By insisting the Holy See should enforce the compliance of Catholics all over the world with international treaties signed by the Vatican, the U.N. Committee on the Rights of the Child "offers a controversial new approach to 'jurisdiction,' which clearly contradicts the general understanding of this concept of international law."

"The Holy See, in accordance with the rules of international law, is aware that attempting to implement the C.R.C. (Convention on the Rights of the Child) in the territory of other states could constitute a violation of the principle of noninterference in the internal affairs of states," the Vatican said in a formal written response to the U.N. committee.

The Vatican published its official response to the U.N.'s committee on children's rights Sept. 26 on its website.

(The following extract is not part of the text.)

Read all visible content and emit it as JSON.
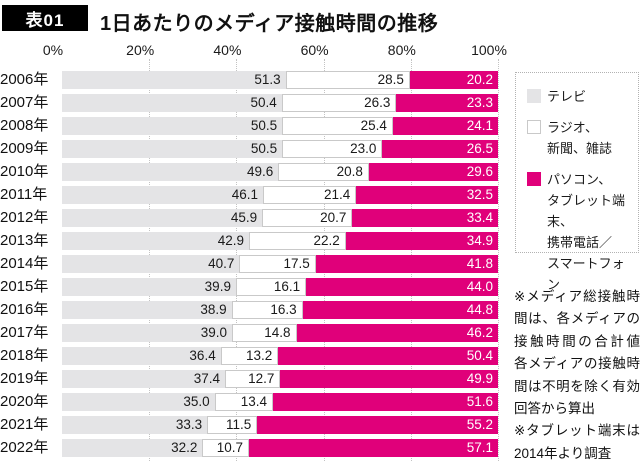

On Feb. 5, the U.N. committee released its "concluding observations" and concerns as part of its ongoing process of monitoring states parties' adherence to the treaty; the Vatican ratified the children's rights treaty in 1990, making it one of the first countries to do so.

The six-page response reiterated the same concerns Vatican representatives expressed during an all-day testimony Jan. 16 before committee members in Geneva and concerns Jesuit Father Federico Lombardi, Vatican spokesman, articulated Feb. 7 after the committee published its observations.

One of the committee's major criticisms was that the Holy See and the pope, as head of the church, can and should order Catholic dioceses and religious orders around the world to implement all the policies of the U.N. Convention of the Rights of the Child, which includes provisions against the sexual abuse of minors.

The Vatican always has insisted that church law requires bishops and religious superiors to obey local laws on reporting suspected crimes.

In its Sept. 26 comments, the Vatican wrote that the obligations stipulated in the U.N. conventions it signs apply only to the 108-acre territory of Vatican City State, Vatican citizens and "where appropriate, the diplomatic personnel of the Holy See or its officials residing outside the territory of Vatican City State."

In fact, the Vatican put a laicized papal ambassador, former Archbishop Jozef Wesolowski, under house arrest Sept. 23 as he awaits a criminal trial for the sexual abuse of minors while serving as nuncio in the Dominican Republic.

In its written comments to the U.N. committee, the Vatican said, "The Holy See does not ratify a treaty on behalf of every Catholic in the world, and therefore, does not have obligations to 'implement' the convention within the territories of other states parties on behalf of Catholics," who are and should be subject to the national laws of the countries they find themselves in.

"Attempting to implement the C.R.C. in the territory of other states could constitute a violation of the principle of noninterference in the internal affairs of states," it said.

The Vatican said all states parties should be concerned with "the grave implications of this erroneous approach" by the committee, which is suggesting parties must be committed to implementing the treaty through all its individuals and institutions living and operating around the world.

Other concerns the Vatican had with the committee's "concluding observations," include "controversial new expressions not contained in the convention and related principles, which contradict the ordinary meaning of the words in the text."

It said it is "completely unacceptable" that the committee advocate for abortion when the convention's original language says children require legal protection "before as well as after birth," have a right to life and should receive "prenatal and postnatal health care."

The Vatican disagreed with the committee's observations that "subjective lifestyle choices and attractions" should be promoted as "a matter of 'rights.'"

By insisting the church change its teachings, reinterpret Scripture and amend canonical laws to reflect current trends, the committee is infringing on "matters protected by the right to freedom of religion," the Vatican said.

Saying the church's position on certain issues justifies discrimination is applying the important principle of nondiscrimination "in an unprincipled way, namely as a sword against religious freedom," it said.